Department of General Surgery, University Hospital of Basel, Switzerland.
Swiss Med Wkly. 2012 Sep 4;142:w13616. doi: 10.4414/smw.2012.13616. eCollection 2012.
Surgical site infections (SSI) are the most common hospital-acquired infections among surgical patients, with significant impact on patient morbidity and health care costs. The Basel SSI Cohort Study was performed to evaluate risk factors and validate current preventive measures for SSI. The objective of the present article was to review the main results of this study and its implications for clinical practice and future research.
The prospective observational cohort study included 6,283 consecutive general surgery procedures closely monitored for evidence of SSI up to 1 year after surgery.

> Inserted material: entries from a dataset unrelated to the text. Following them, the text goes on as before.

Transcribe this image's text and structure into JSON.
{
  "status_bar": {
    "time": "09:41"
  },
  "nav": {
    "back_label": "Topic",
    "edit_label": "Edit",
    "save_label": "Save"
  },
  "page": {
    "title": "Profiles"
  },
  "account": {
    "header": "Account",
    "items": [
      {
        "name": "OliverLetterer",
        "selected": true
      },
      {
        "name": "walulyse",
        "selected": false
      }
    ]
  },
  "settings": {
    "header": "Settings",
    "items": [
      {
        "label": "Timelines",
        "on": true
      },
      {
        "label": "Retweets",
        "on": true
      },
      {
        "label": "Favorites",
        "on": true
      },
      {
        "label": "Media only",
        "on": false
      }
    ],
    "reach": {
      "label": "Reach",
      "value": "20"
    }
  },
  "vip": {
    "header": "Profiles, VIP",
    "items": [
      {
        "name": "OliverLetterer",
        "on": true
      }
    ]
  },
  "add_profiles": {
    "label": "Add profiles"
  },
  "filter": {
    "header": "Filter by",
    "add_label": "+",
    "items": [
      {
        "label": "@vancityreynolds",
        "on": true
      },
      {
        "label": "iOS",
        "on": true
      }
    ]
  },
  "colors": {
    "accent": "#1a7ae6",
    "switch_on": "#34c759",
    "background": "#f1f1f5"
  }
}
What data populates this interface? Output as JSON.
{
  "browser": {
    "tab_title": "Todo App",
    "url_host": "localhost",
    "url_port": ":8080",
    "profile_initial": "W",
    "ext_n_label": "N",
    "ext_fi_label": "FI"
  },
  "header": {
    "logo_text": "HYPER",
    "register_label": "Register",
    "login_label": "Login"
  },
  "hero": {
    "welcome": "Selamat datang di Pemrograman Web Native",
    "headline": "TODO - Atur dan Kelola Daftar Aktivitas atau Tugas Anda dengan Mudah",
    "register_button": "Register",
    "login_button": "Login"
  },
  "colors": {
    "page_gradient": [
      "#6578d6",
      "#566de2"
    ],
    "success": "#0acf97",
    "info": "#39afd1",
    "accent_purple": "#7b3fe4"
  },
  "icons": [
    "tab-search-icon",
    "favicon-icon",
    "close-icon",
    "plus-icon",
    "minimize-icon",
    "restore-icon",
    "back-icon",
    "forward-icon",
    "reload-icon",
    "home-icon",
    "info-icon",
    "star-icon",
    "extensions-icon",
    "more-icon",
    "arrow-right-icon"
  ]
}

The dataset was analysed for the influence of various potential SSI risk factors, including timing of surgical antimicrobial prophylaxis (SAP), glove perforation, anaemia, transfusion and tutorial assistance, using multiple logistic regression analyses. In addition, post hoc analyses were performed to assess the economic burden of SSI, the efficiency of the clinical SSI surveillance system, and the spectrum of SSI-causing pathogens.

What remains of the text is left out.